Türkiye’de son yıllarda yükseköğretim alanında yaşanan niceliksel gelişme, üniversitelerin uluslararasılaşma çabaları ve hükümet düzeyinde gerçekleştirilen altyapı düzenlemeleri ve teşvik politikaları uluslararasılaşma politikası çerçevesinde atılan önemli adımlar olmuştur. Yükseköğretim alanında yapısal düzenlemelerin devamı, üniversite eğitiminin ürettiği bilgi ve yaptığı araştırmalarla farklılaşması, idari süreçlerin etkinleştirilmesi ve barınmadan araştırma kapasitesine altyapı imkânlarının rekabetçi olması uluslararasılaşmanın gelişimi için gereklidir.

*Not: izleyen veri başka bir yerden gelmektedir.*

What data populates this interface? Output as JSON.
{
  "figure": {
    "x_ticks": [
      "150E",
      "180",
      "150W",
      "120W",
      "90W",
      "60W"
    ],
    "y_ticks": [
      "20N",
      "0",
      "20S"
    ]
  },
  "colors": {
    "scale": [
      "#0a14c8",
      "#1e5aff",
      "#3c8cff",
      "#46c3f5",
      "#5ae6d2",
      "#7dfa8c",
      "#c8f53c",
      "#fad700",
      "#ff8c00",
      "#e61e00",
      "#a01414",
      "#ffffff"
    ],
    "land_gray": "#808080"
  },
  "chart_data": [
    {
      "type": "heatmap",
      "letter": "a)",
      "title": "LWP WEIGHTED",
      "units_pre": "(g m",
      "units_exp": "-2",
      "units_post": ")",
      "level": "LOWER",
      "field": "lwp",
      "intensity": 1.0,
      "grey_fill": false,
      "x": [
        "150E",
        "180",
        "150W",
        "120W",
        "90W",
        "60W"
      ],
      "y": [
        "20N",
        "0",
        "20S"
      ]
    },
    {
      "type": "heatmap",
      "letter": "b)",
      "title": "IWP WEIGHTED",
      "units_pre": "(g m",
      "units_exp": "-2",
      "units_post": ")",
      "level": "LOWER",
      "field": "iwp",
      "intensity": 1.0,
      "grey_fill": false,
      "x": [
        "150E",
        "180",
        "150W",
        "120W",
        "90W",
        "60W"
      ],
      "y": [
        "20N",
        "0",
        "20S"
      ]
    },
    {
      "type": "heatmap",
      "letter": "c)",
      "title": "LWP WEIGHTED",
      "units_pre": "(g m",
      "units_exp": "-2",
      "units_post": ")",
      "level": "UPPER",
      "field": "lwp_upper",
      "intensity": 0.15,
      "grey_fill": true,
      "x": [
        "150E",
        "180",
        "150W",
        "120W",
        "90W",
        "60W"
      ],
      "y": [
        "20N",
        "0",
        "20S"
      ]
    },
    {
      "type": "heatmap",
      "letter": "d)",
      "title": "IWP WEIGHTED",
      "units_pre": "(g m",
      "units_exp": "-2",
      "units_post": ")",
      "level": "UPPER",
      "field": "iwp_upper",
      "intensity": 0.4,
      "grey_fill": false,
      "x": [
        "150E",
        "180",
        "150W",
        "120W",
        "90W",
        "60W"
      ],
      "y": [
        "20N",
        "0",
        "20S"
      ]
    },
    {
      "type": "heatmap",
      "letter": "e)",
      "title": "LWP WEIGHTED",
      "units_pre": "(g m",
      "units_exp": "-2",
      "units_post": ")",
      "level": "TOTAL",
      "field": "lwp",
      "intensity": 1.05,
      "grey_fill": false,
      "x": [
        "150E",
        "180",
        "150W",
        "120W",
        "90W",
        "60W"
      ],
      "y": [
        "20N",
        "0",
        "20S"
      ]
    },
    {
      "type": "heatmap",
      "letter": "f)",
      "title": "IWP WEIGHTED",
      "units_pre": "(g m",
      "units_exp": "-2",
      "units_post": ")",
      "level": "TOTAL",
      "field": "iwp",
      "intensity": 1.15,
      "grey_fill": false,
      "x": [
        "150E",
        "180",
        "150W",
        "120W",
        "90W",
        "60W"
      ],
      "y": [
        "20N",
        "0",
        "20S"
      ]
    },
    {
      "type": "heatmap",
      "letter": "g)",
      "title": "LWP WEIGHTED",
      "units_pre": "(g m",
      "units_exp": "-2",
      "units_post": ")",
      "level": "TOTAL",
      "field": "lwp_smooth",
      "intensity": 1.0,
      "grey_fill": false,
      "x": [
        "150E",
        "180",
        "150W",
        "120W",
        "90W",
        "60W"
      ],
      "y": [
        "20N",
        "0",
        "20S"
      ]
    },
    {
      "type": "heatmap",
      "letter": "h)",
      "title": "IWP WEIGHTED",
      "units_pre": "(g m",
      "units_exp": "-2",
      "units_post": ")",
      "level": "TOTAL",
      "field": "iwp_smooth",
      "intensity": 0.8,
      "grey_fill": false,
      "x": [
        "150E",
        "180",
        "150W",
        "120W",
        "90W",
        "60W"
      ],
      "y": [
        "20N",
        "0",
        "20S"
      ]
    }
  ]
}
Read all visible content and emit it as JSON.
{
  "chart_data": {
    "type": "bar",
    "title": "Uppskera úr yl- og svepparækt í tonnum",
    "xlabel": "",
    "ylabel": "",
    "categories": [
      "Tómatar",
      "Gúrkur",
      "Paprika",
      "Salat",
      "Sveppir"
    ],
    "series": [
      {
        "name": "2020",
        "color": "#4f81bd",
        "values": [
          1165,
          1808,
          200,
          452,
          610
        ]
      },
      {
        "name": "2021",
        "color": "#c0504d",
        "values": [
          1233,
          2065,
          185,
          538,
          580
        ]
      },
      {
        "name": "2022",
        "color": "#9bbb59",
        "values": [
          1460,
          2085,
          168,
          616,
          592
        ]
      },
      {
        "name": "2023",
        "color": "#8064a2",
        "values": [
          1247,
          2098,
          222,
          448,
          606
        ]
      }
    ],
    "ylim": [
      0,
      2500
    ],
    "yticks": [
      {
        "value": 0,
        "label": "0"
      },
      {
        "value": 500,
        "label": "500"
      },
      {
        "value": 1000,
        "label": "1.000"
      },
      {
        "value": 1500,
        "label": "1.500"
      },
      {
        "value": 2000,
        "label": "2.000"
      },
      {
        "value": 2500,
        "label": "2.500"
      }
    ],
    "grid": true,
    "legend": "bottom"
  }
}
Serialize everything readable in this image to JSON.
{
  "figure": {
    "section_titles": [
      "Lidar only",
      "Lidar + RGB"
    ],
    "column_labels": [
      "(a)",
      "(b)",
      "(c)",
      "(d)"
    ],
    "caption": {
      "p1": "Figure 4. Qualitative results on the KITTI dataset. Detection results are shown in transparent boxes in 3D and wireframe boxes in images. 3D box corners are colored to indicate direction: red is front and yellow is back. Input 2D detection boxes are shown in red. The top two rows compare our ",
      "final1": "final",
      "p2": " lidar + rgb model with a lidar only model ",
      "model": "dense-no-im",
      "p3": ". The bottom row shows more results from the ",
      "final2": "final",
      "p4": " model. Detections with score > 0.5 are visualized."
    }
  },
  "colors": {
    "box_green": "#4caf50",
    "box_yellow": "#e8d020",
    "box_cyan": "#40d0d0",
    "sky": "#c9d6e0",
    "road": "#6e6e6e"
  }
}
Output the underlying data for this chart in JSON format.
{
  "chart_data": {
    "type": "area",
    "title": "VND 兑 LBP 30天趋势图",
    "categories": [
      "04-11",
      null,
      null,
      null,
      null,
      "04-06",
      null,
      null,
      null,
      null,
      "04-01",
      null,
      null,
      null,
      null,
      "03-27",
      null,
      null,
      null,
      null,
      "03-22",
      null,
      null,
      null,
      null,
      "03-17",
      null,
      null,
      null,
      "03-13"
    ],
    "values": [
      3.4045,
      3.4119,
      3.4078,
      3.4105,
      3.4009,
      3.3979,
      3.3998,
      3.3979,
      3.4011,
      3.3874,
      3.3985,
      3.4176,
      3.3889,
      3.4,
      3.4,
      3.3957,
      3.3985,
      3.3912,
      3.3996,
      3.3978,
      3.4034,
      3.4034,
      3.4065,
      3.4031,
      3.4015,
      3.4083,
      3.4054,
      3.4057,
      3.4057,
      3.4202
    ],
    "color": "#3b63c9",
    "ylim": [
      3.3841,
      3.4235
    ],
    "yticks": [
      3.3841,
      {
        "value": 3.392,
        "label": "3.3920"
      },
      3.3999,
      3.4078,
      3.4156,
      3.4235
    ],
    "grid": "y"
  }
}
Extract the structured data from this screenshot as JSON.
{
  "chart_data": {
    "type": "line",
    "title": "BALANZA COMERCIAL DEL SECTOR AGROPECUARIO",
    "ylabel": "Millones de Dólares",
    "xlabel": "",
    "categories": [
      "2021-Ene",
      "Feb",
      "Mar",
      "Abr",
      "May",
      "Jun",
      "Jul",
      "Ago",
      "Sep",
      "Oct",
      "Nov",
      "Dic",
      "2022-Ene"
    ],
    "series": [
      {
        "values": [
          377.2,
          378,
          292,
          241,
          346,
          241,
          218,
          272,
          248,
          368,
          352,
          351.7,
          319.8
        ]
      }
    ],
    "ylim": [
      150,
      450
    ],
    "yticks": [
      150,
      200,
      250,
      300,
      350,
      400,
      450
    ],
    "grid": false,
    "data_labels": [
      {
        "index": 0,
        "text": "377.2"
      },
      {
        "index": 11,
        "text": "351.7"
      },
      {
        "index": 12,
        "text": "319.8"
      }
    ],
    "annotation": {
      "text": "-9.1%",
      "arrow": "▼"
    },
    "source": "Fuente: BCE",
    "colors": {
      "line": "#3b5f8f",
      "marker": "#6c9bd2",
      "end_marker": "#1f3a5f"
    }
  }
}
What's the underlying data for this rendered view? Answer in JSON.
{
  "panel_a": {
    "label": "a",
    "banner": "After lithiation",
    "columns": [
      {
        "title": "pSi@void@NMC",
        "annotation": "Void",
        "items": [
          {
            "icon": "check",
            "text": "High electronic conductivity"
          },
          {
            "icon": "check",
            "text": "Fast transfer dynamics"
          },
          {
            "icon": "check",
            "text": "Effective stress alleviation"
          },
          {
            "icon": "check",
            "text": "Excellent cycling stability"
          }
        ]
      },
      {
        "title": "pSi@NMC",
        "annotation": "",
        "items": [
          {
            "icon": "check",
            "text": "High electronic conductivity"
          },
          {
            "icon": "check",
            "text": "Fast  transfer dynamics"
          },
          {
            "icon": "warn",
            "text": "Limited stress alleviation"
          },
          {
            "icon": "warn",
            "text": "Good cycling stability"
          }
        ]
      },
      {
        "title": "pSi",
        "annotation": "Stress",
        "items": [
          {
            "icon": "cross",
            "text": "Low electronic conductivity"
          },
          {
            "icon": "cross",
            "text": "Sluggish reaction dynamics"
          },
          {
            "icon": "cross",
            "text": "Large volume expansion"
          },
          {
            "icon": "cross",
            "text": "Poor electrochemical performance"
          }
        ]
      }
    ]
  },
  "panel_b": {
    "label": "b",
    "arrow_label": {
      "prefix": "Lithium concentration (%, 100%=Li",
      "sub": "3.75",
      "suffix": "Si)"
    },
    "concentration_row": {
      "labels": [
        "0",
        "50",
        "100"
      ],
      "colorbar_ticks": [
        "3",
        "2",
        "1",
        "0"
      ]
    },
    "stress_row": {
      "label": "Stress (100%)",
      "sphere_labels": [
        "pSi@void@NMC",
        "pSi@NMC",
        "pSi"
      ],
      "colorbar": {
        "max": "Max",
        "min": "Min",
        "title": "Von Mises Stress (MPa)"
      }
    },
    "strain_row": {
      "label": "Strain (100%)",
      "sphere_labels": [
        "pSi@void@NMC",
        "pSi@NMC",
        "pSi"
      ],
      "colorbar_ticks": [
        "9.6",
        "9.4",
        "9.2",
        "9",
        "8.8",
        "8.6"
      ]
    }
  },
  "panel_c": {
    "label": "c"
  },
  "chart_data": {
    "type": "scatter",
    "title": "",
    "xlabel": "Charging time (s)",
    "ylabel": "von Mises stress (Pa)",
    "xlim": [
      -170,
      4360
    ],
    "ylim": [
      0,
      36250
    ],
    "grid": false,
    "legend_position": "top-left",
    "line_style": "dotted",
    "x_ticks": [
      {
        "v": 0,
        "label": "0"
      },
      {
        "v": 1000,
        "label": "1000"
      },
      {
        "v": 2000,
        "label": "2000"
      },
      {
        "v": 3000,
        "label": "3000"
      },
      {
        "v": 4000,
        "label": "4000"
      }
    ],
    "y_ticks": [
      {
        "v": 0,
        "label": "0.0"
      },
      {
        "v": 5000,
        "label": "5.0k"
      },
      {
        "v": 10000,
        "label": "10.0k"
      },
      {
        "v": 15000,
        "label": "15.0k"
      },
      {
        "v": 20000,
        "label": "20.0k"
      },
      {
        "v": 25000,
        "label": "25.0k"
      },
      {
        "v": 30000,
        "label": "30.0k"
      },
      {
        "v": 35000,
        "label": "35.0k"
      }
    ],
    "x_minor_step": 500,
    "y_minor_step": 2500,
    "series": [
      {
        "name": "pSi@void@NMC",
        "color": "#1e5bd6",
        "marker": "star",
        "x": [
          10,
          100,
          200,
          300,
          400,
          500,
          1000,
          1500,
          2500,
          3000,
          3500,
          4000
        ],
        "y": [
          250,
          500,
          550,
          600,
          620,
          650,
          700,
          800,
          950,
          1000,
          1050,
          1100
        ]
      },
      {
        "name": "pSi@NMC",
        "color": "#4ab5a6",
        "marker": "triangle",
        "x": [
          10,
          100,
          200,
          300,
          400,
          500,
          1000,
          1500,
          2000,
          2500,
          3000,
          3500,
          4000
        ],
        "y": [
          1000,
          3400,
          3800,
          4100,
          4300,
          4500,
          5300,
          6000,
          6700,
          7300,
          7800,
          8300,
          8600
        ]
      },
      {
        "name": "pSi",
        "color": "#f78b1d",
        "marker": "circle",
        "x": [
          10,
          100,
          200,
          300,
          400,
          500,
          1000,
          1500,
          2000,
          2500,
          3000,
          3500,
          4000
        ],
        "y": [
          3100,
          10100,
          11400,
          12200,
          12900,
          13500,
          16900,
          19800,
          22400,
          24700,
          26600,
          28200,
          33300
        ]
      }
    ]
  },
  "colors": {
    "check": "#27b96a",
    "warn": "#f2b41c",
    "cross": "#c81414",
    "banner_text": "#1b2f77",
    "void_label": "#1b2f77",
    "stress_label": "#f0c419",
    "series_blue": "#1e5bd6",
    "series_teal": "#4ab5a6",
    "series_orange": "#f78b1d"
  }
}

Türkiye’nin kalkınma programları, sektörel gelişme hedefleri ile bölgesel ve küresel vizyon ve imkanları dikkate alınarak “uluslararasılaşma” çalışmaları ivme kazanarak devam etmelidir. Uluslararasılaşma çalışmalarında, Türkiye’nin siyasi coğrafyası ve kültürel etki alanı üniversiteler tarafından öncelikle dikkate alınmalıdır. Genel olarak kabul edildiği üzere yükseköğretimde uluslararasılaşma “Kamu Diplomasisi” ve “Kültürel Diplomasi” stratejilerinin en etkili enstrümanlarından biridir.